Ao homenagear os poetas de um ponto de vista global, Bioque Mesito escolheu um poema de W. B. Yeats, Os Cisnes Selvagens de Coole.
A intenção do articulista é reavivar na memória dos poetas três pontos fundamentais – a provisoriedade e precariedade da vida, a sobrevivência através da palavra ou a transcendência do poético e o que essencialmente é poesia.
A seguir faz uma análise dos Descaminhos da Poesia à margem dos conflitos Estéticos e Políticos e a Eternidade Fragmentada do Poeta.
O texto da página 3 contempla a auto-análise que o escritor Jocenildo Souza faz em seu livro principal Assim Vejo Assim Escrevo ou O Poeta, a Poesia e o Verso.
Jocenildo Souza tem uma concepção personalíssima sobre o universo poético. Que seus poemas contem essa história, segundo a própria memória do poeta.
Consta que há um consenso sobre determinado ponto, Ter o dom de não quer dizer ser. Somente cultivar o dom de significa tornar-se, mas tornar-se após redobrado estudo e consciência do que seja linguagem poética.
Jocenildo Souza está entre aqueles que pretendem cultivar o dom e tem até teorias próprias sobre o assunto.
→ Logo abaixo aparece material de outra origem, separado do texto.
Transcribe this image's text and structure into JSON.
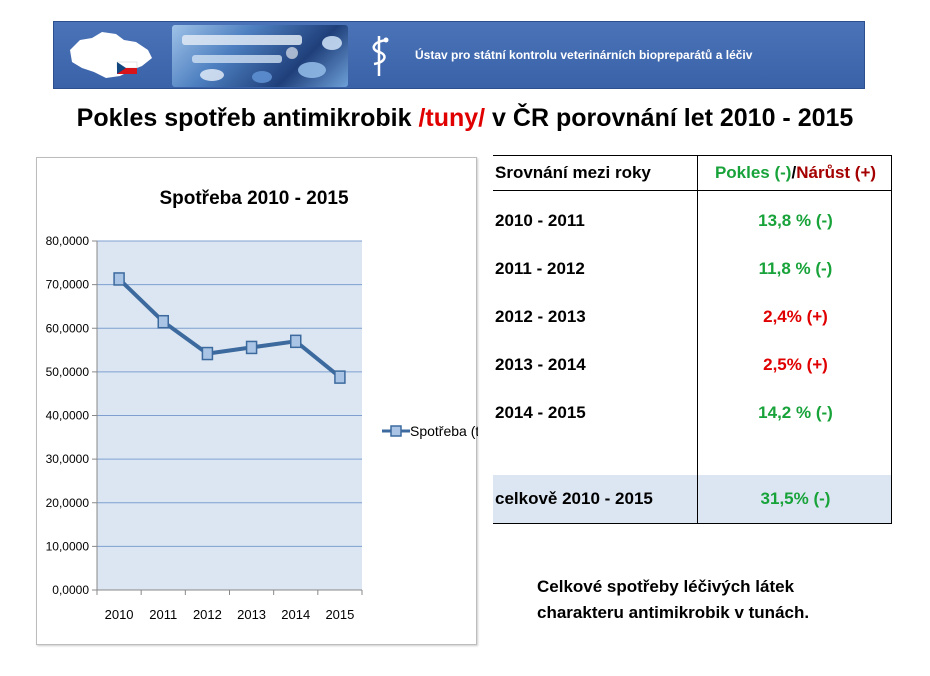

Suas concepções propõem metas pessoais sobre a arte de ser poeta, explicando ao leitor e à crítica o que é poeta, poema, verso e poesia de um ponto de vista didático.
É salutar certos escritores auto-explicarem-se. Tal atitude poupa a crítica do trabalho exaustivo de correr o risco de cometer erros.
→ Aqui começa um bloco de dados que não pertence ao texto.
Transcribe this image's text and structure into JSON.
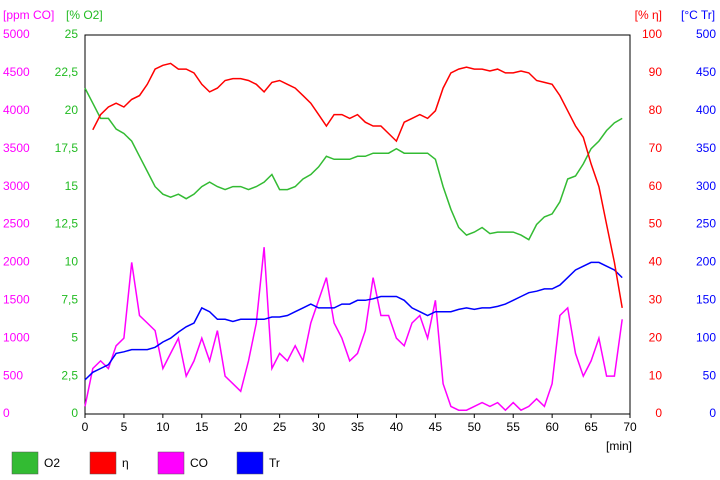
{
  "chart_data": {
    "type": "line",
    "x_label": "[min]",
    "xlim": [
      0,
      70
    ],
    "xticks": [
      0,
      5,
      10,
      15,
      20,
      25,
      30,
      35,
      40,
      45,
      50,
      55,
      60,
      65,
      70
    ],
    "y_axes": [
      {
        "label": "[ppm CO]",
        "color": "#ff00ff",
        "side": "left",
        "lim": [
          0,
          5000
        ],
        "ticks": [
          0,
          500,
          1000,
          1500,
          2000,
          2500,
          3000,
          3500,
          4000,
          4500,
          5000
        ]
      },
      {
        "label": "[% O2]",
        "color": "#22bb22",
        "side": "left",
        "lim": [
          0,
          25
        ],
        "ticks": [
          0,
          {
            "value": 2.5,
            "label": "2,5"
          },
          5,
          {
            "value": 7.5,
            "label": "7,5"
          },
          10,
          {
            "value": 12.5,
            "label": "12,5"
          },
          15,
          {
            "value": 17.5,
            "label": "17,5"
          },
          20,
          {
            "value": 22.5,
            "label": "22,5"
          },
          25
        ]
      },
      {
        "label": "[% η]",
        "color": "#ff0000",
        "side": "right",
        "lim": [
          0,
          100
        ],
        "ticks": [
          0,
          10,
          20,
          30,
          40,
          50,
          60,
          70,
          80,
          90,
          100
        ]
      },
      {
        "label": "[°C Tr]",
        "color": "#0000ff",
        "side": "right",
        "lim": [
          0,
          500
        ],
        "ticks": [
          0,
          50,
          100,
          150,
          200,
          250,
          300,
          350,
          400,
          450,
          500
        ]
      }
    ],
    "x": [
      0,
      1,
      2,
      3,
      4,
      5,
      6,
      7,
      8,
      9,
      10,
      11,
      12,
      13,
      14,
      15,
      16,
      17,
      18,
      19,
      20,
      21,
      22,
      23,
      24,
      25,
      26,
      27,
      28,
      29,
      30,
      31,
      32,
      33,
      34,
      35,
      36,
      37,
      38,
      39,
      40,
      41,
      42,
      43,
      44,
      45,
      46,
      47,
      48,
      49,
      50,
      51,
      52,
      53,
      54,
      55,
      56,
      57,
      58,
      59,
      60,
      61,
      62,
      63,
      64,
      65,
      66,
      67,
      68,
      69
    ],
    "series": [
      {
        "name": "O2",
        "color": "#33bb33",
        "axis": 1,
        "values": [
          21.5,
          20.5,
          19.5,
          19.5,
          18.8,
          18.5,
          18,
          17,
          16,
          15,
          14.5,
          14.3,
          14.5,
          14.2,
          14.5,
          15,
          15.3,
          15,
          14.8,
          15,
          15,
          14.8,
          15,
          15.3,
          15.8,
          14.8,
          14.8,
          15,
          15.5,
          15.8,
          16.3,
          17,
          16.8,
          16.8,
          16.8,
          17,
          17,
          17.2,
          17.2,
          17.2,
          17.5,
          17.2,
          17.2,
          17.2,
          17.2,
          16.8,
          15,
          13.5,
          12.3,
          11.8,
          12,
          12.3,
          11.9,
          12,
          12,
          12,
          11.8,
          11.5,
          12.5,
          13,
          13.2,
          14,
          15.5,
          15.7,
          16.5,
          17.5,
          18,
          18.7,
          19.2,
          19.5
        ]
      },
      {
        "name": "η",
        "color": "#ff0000",
        "axis": 2,
        "values": [
          null,
          75,
          79,
          81,
          82,
          81,
          83,
          84,
          87,
          91,
          92,
          92.5,
          91,
          91,
          90,
          87,
          85,
          86,
          88,
          88.5,
          88.5,
          88,
          87,
          85,
          87.5,
          88,
          87,
          86,
          84,
          82,
          79,
          76,
          79,
          79,
          78,
          79,
          77,
          76,
          76,
          74,
          72,
          77,
          78,
          79,
          78,
          80,
          86,
          90,
          91,
          91.5,
          91,
          91,
          90.5,
          91,
          90,
          90,
          90.5,
          90,
          88,
          87.5,
          87,
          84,
          80,
          76,
          73,
          66,
          60,
          50,
          40,
          28
        ]
      },
      {
        "name": "CO",
        "color": "#ff00ff",
        "axis": 0,
        "values": [
          100,
          600,
          700,
          600,
          900,
          1000,
          2000,
          1300,
          1200,
          1100,
          600,
          800,
          1000,
          500,
          700,
          1000,
          700,
          1100,
          500,
          400,
          300,
          700,
          1200,
          2200,
          600,
          800,
          700,
          900,
          700,
          1200,
          1500,
          1800,
          1200,
          1000,
          700,
          800,
          1100,
          1800,
          1300,
          1300,
          1000,
          900,
          1200,
          1300,
          1000,
          1500,
          400,
          100,
          50,
          50,
          100,
          150,
          100,
          150,
          50,
          150,
          50,
          100,
          200,
          100,
          400,
          1300,
          1400,
          800,
          500,
          700,
          1000,
          500,
          500,
          1250
        ]
      },
      {
        "name": "Tr",
        "color": "#0000ff",
        "axis": 3,
        "values": [
          45,
          55,
          60,
          65,
          80,
          82,
          85,
          85,
          85,
          88,
          95,
          100,
          108,
          115,
          120,
          140,
          135,
          125,
          125,
          122,
          125,
          125,
          125,
          125,
          128,
          128,
          130,
          135,
          140,
          145,
          140,
          140,
          140,
          145,
          145,
          150,
          150,
          152,
          155,
          155,
          155,
          150,
          140,
          135,
          130,
          135,
          135,
          135,
          138,
          140,
          138,
          140,
          140,
          142,
          145,
          150,
          155,
          160,
          162,
          165,
          165,
          170,
          180,
          190,
          195,
          200,
          200,
          195,
          190,
          180
        ]
      }
    ]
  }
}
Vicente F. Júnior, na página 4, apresenta uma excelente análise sobre o cinema de caráter político e social europeu, dando destaque para o diretor Costa-Gavras.
A análise que Vicente F. Júnior faz sobre o filme O Corte tem a consistência de quem está bastante consciente dos dramas existenciais do ser humano quando à mercê do desemprego.